Le site satirique s’est affranchi des lois qui musellent la presse indépendante en Jordanie en se domiciliant au Royaume-Uni, après avoir été empêché de le faire dans le royaume hachémite. « Il va y avoir encore plus d’autocensure dans les médias jordaniens. Toutes les libertés publiques sont étouffées », ajoute le journaliste jordanien.

Arsenal législatif durci
En 2015, le roi Abdallah s’était distingué comme l’un des rares dirigeants arabes à participer à la marche organisée par le président François Hollande, à Paris, en réaction à l’attentat contre Charlie Hebdo. La tolérance du royaume pour la satire a fait long feu. Et, alors que la Jordanie s’enlise dans la crise économique et que la grogne sociale monte, les autorités s’attaquent à toute voix dissidente. « C’est scandaleux. Cela montre à quel point la Jordanie s’enfonce dans l’autoritarisme. Tous les espaces de libre expression se réduisent et les droits civils et politiques régressent au nom du maintien de la stabilité et de la sécurité nationale », déplore Hiba Zayadin, de l’ONG Human Rights Watch.
Depuis les « printemps arabes » de 2011, la Jordanie a durci son arsenal législatif pour contrôler toute forme d’expression publique. Les lois antiterroristes, votées à partir de 2012, ont élargi le spectre des offenses relevant des tribunaux de sûreté de l’Etat. Le tour de vis sécuritaire s’est accentué avec la réintroduction, pendant l’épidémie de Covid-19, des lois sur l’état d’urgence, qui ont été abrogées au mois de mai.
Les autorités jordaniennes disposent de nombreux autres outils pour sévir, du crime de lèse-majesté, qui pénalise tout propos jugé offensant pour le roi et la famille royale, à la loi sur la cybercriminalité. Elles recourent régulièrement aux interdictions de publication (gag order) ou au blocage des réseaux sociaux, pour entraver la couverture de sujets polémiques, comme des manifestations ou des affaires de corruption. Des sites d’information en ligne ont été fermés pour ne pas avoir respecté les procédures d’enregistrement, une stratégie couramment employée pour bâillonner les médias indépendants.

Fouilles, arrestations et poursuites
Depuis l’adoption de la loi sur la cybercriminalité en 2019, le nombre de procédures pénales touchant à la liberté d’expression et d’opinion a été multiplié par deux. Cette loi pénalise la diffamation et la calomnie, en particulier contre le roi, les représentants du gouvernement et les institutions nationales, avec des peines pouvant aller jusqu’à trois mois d’emprisonnement. « Un grand nombre de journalistes, de militants et même de simples citoyens ont été harcelés par la sûreté générale et certaines personnes arrêtées », observe Mme Zayadin.
Les fouilles effectuées au domicile de journalistes et dans les bureaux de médias jugés critiques sont devenues fréquentes. En 2020, les autorités avaient arrêté le dessinateur de presse Emad Hajjaj, après la publication d’une caricature sur la normalisation des relations entre Israël et les Emirats arabes unis. Début 2022, les journalistes Taghreed Risheq et Daoud Kuttab ont à leur tour été appréhendés, et poursuivis pour diffamation, pour leurs écrits.

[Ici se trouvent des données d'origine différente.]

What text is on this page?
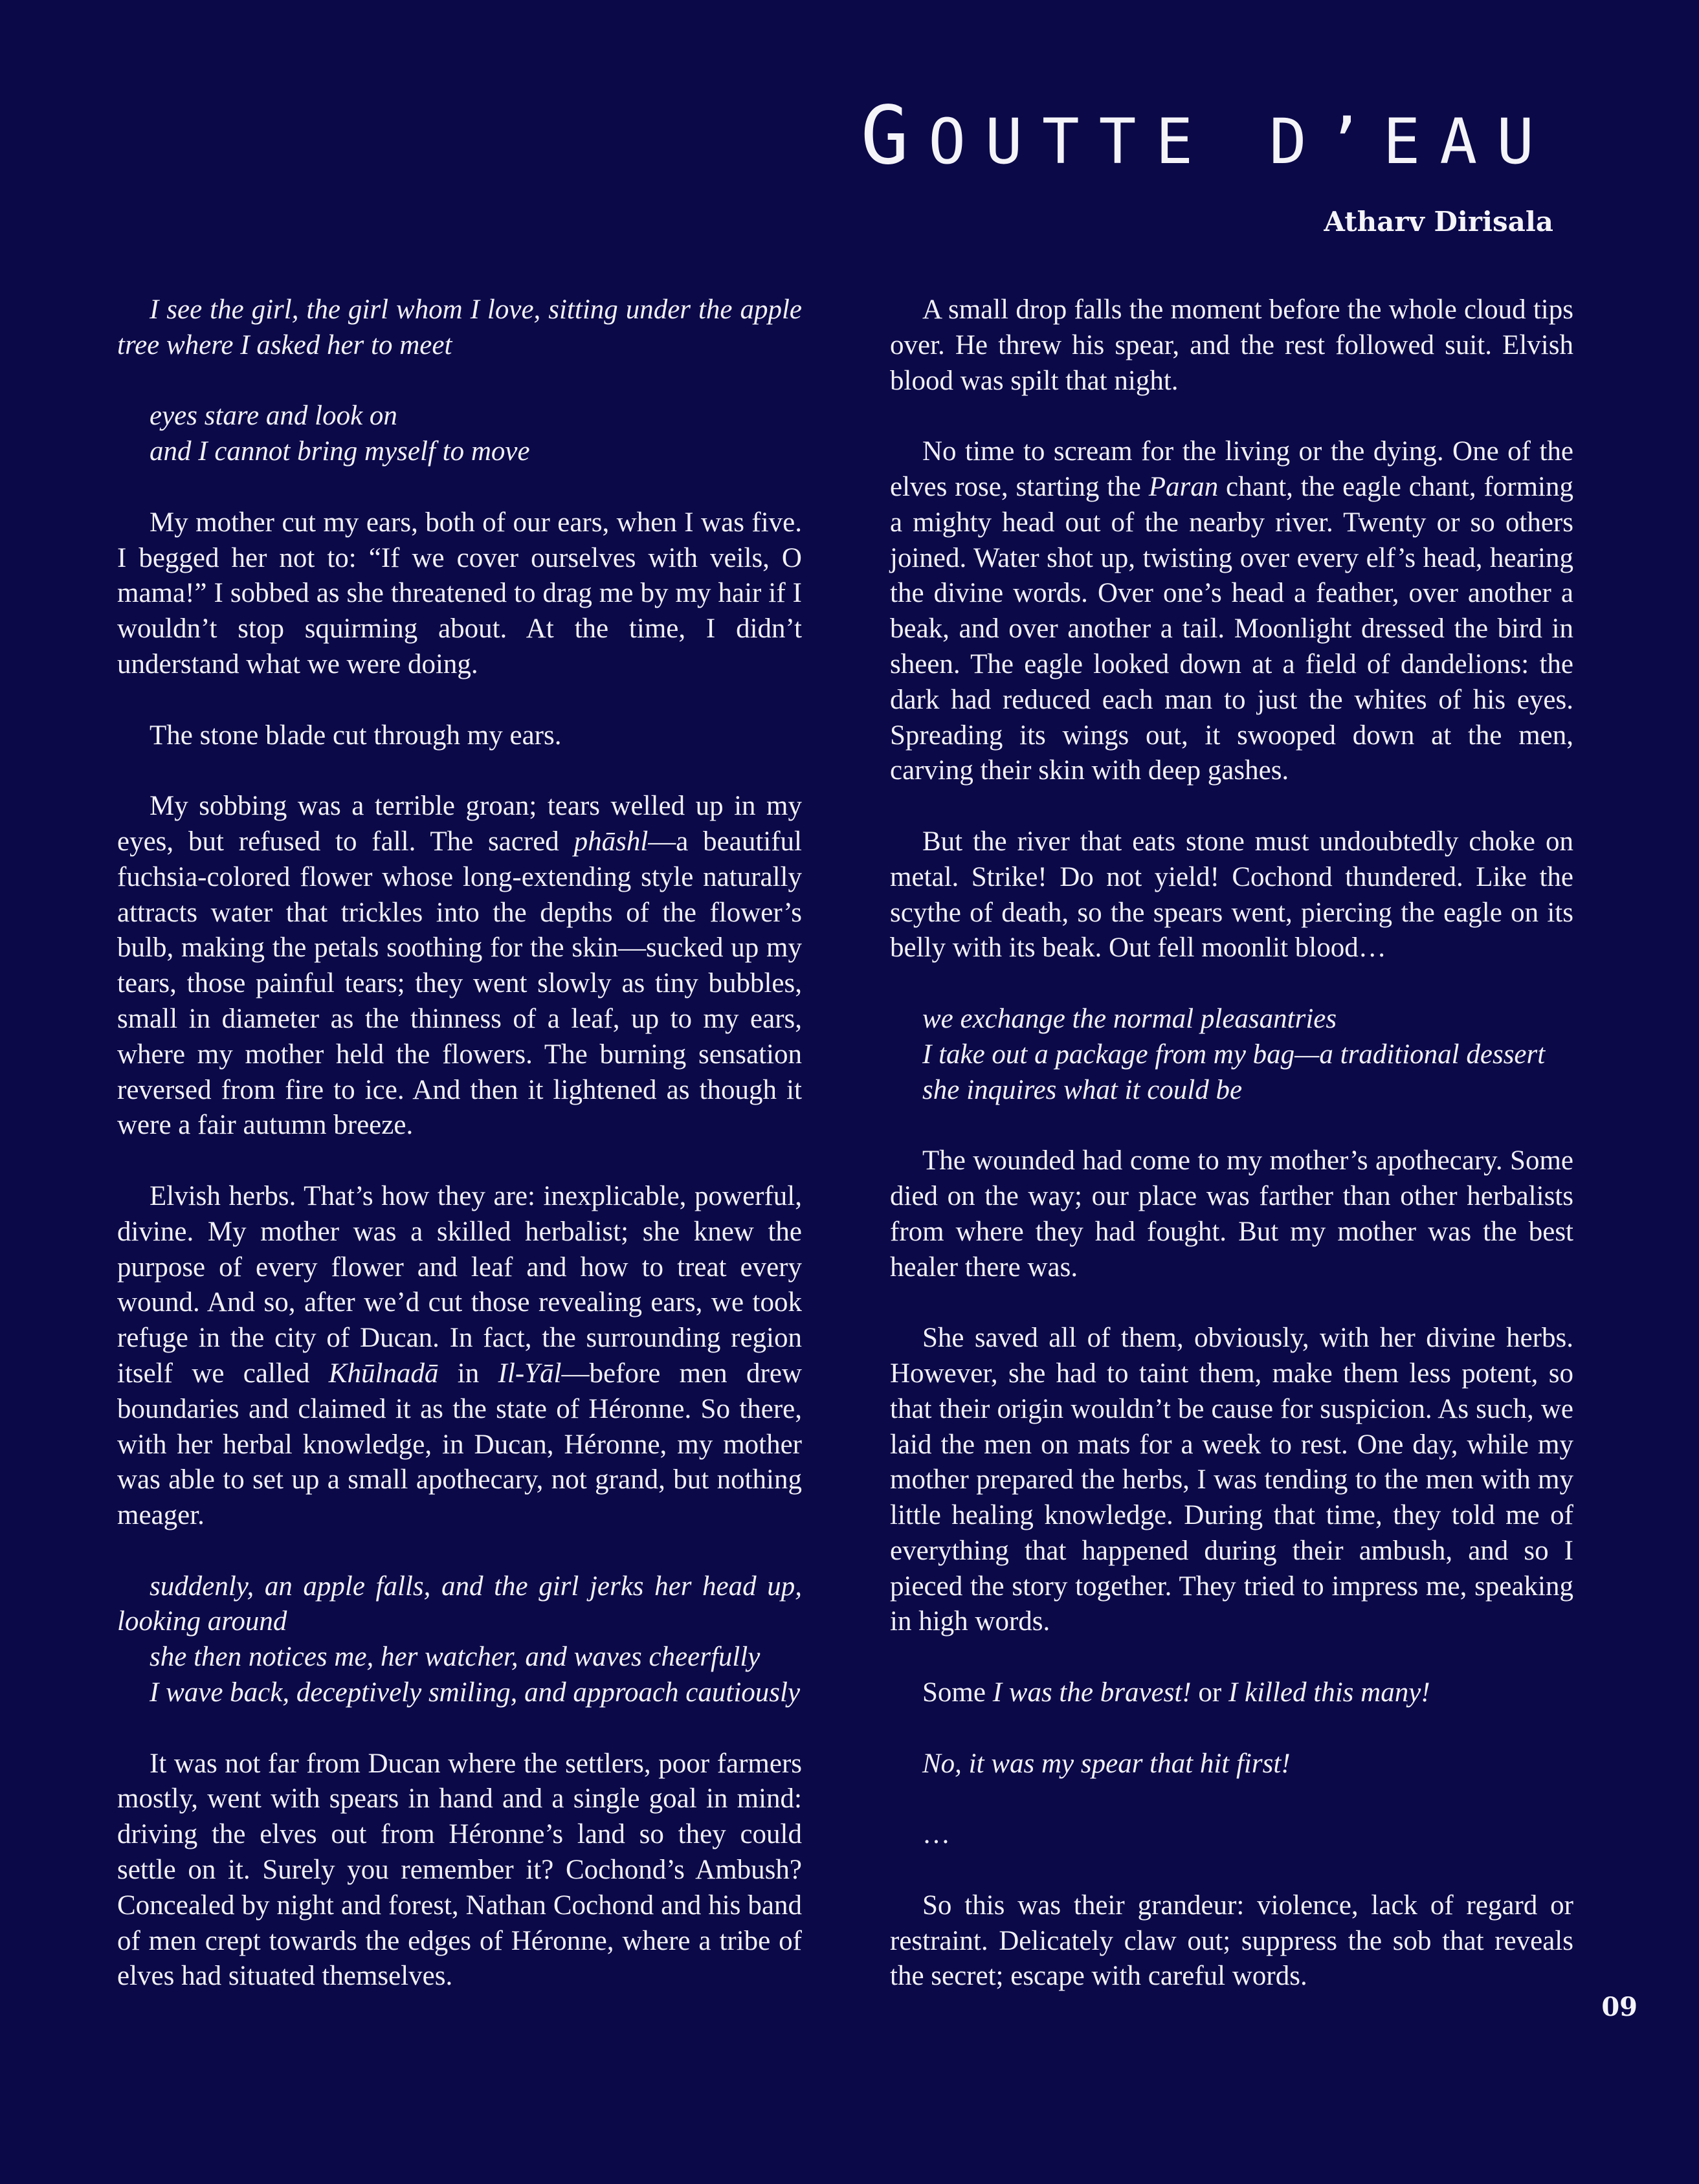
GOUTTE D’EAU
Atharv Dirisala

I see the girl, the girl whom I love, sitting under the apple tree where I asked her to meet

eyes stare and look on

and I cannot bring myself to move

My mother cut my ears, both of our ears, when I was five. I begged her not to: “If we cover ourselves with veils, O mama!” I sobbed as she threatened to drag me by my hair if I wouldn’t stop squirming about. At the time, I didn’t understand what we were doing.

The stone blade cut through my ears.

My sobbing was a terrible groan; tears welled up in my eyes, but refused to fall. The sacred phāshl—a beautiful fuchsia-colored flower whose long-extending style naturally attracts water that trickles into the depths of the flower’s bulb, making the petals soothing for the skin—sucked up my tears, those painful tears; they went slowly as tiny bubbles, small in diameter as the thinness of a leaf, up to my ears, where my mother held the flowers. The burning sensation reversed from fire to ice. And then it lightened as though it were a fair autumn breeze.

Elvish herbs. That’s how they are: inexplicable, powerful, divine. My mother was a skilled herbalist; she knew the purpose of every flower and leaf and how to treat every wound. And so, after we’d cut those revealing ears, we took refuge in the city of Ducan. In fact, the surrounding region itself we called Khūlnadā in Il-Yāl—before men drew boundaries and claimed it as the state of Héronne. So there, with her herbal knowledge, in Ducan, Héronne, my mother was able to set up a small apothecary, not grand, but nothing meager.

suddenly, an apple falls, and the girl jerks her head up, looking around

she then notices me, her watcher, and waves cheerfully

I wave back, deceptively smiling, and approach cautiously

It was not far from Ducan where the settlers, poor farmers mostly, went with spears in hand and a single goal in mind: driving the elves out from Héronne’s land so they could settle on it. Surely you remember it? Cochond’s Ambush? Concealed by night and forest, Nathan Cochond and his band of men crept towards the edges of Héronne, where a tribe of elves had situated themselves.

A small drop falls the moment before the whole cloud tips over. He threw his spear, and the rest followed suit. Elvish blood was spilt that night.

No time to scream for the living or the dying. One of the elves rose, starting the Paran chant, the eagle chant, forming a mighty head out of the nearby river. Twenty or so others joined. Water shot up, twisting over every elf’s head, hearing the divine words. Over one’s head a feather, over another a beak, and over another a tail. Moonlight dressed the bird in sheen. The eagle looked down at a field of dandelions: the dark had reduced each man to just the whites of his eyes. Spreading its wings out, it swooped down at the men, carving their skin with deep gashes.

But the river that eats stone must undoubtedly choke on metal. Strike! Do not yield! Cochond thundered. Like the scythe of death, so the spears went, piercing the eagle on its belly with its beak. Out fell moonlit blood…

we exchange the normal pleasantries

I take out a package from my bag—a traditional dessert

she inquires what it could be

The wounded had come to my mother’s apothecary. Some died on the way; our place was farther than other herbalists from where they had fought. But my mother was the best healer there was.

She saved all of them, obviously, with her divine herbs. However, she had to taint them, make them less potent, so that their origin wouldn’t be cause for suspicion. As such, we laid the men on mats for a week to rest. One day, while my mother prepared the herbs, I was tending to the men with my little healing knowledge. During that time, they told me of everything that happened during their ambush, and so I pieced the story together. They tried to impress me, speaking in high words.

Some I was the bravest! or I killed this many!

No, it was my spear that hit first!

…

So this was their grandeur: violence, lack of regard or restraint. Delicately claw out; suppress the sob that reveals the secret; escape with careful words.

09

« L’autocensure des journalistes s’est accrue. Il est de plus en plus difficile pour la population d’avoir accès à une information libre », regrette Mme Zayadin. En 2023, la Jordanie a perdu vingt-six places au classement mondial de la liberté de la presse de Reporters sans frontières, rétrogradant à la 146e place sur 180. Un nouveau projet de loi sur la cybercriminalité, soumis au Parlement le 13 juillet, pourrait encore noircir le tableau. Présenté par le ministre des communications, Faisal Shboul, comme une réponse aux dernières avancées technologiques et à la hausse des infractions en ligne, le projet de loi a été vivement critiqué par une poignée de députés qui dénoncent des « sanctions exagérées » et un « net recul des libertés publiques ».